Fix #1082 (seed_from_u64 with non multiple of 4)

[dhardy]

@newpavlov review?

If all goes well I'll release this plus the new rand patch (#1081) in a couple of days.

[newpavlov]

Looks good! A slightly more efficient version can look like this:

// We use PCG32 to generate a u32 sequence, and copy to the seed
fn pcg32(state: &mut u64) -> [u8; 4] {
    const MUL: u64 = 6364136223846793005;
    const INC: u64 = 11634580027462260723;

    // We advance the state first (to get away from the input value,
    // in case it has low Hamming Weight).
    *state = state.wrapping_mul(MUL).wrapping_add(INC);
    let state = *state;

    // Use PCG output function with to_le to generate x:
    let xorshifted = (((state >> 18) ^ state) >> 27) as u32;
    let rot = (state >> 59) as u32;
    let x = xorshifted.rotate_right(rot);
    x.to_le_bytes()
}

let mut seed = Self::Seed::default();
let mut iter = seed.as_mut().chunks_exact_mut(4);
for chunk in &mut iter {
    chunk.copy_from_slice(&pcg32(&mut state));
}
let rem = iter.into_remainder();
if !rem.is_empty() {
    rem.copy_from_slice(&pcg32(&mut state)[..rem.len()]);
}

[dhardy]

I suspect the above relies on inlining to be more optimal, thus increases code size.

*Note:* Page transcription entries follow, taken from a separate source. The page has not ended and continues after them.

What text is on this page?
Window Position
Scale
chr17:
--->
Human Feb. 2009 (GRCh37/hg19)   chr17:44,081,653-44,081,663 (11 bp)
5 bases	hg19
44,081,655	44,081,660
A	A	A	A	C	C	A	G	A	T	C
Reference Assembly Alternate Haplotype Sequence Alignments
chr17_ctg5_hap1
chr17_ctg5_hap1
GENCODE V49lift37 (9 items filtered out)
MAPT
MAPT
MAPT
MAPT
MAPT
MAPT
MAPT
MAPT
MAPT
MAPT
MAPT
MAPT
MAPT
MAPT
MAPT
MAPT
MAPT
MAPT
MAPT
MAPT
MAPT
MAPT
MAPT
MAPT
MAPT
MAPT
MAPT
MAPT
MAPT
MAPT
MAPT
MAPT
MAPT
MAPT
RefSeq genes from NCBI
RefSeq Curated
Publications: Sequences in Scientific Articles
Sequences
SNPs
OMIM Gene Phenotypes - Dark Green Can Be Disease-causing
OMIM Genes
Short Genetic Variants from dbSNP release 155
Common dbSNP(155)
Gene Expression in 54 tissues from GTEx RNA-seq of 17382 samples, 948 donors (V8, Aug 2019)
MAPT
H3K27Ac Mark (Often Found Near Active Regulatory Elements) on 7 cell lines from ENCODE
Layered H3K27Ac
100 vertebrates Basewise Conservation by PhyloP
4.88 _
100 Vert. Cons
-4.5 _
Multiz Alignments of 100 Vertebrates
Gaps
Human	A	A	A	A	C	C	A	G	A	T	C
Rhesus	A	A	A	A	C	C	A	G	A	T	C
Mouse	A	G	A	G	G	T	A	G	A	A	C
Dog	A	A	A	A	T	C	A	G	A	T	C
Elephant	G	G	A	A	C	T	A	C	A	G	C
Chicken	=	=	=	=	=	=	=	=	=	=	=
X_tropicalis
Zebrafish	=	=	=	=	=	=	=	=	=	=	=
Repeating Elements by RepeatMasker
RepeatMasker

Is the optimisation important here? Seeding is not usually frequent.

[newpavlov]

pcg32 takes less than 10 instructions. Considering that compiler usually will unroll the loop, such hypothetical increase does not really matter. Plus most (if not all?) seeds are multiple of 4 bytes, so the last if will be removed by compiler. Compiler may optimize out unnecessary slicing in the chunks_mut-based loop for such seeds as well, so I would say that choosing between them is a matter of taste.

[dhardy]

I can buy that argument 👍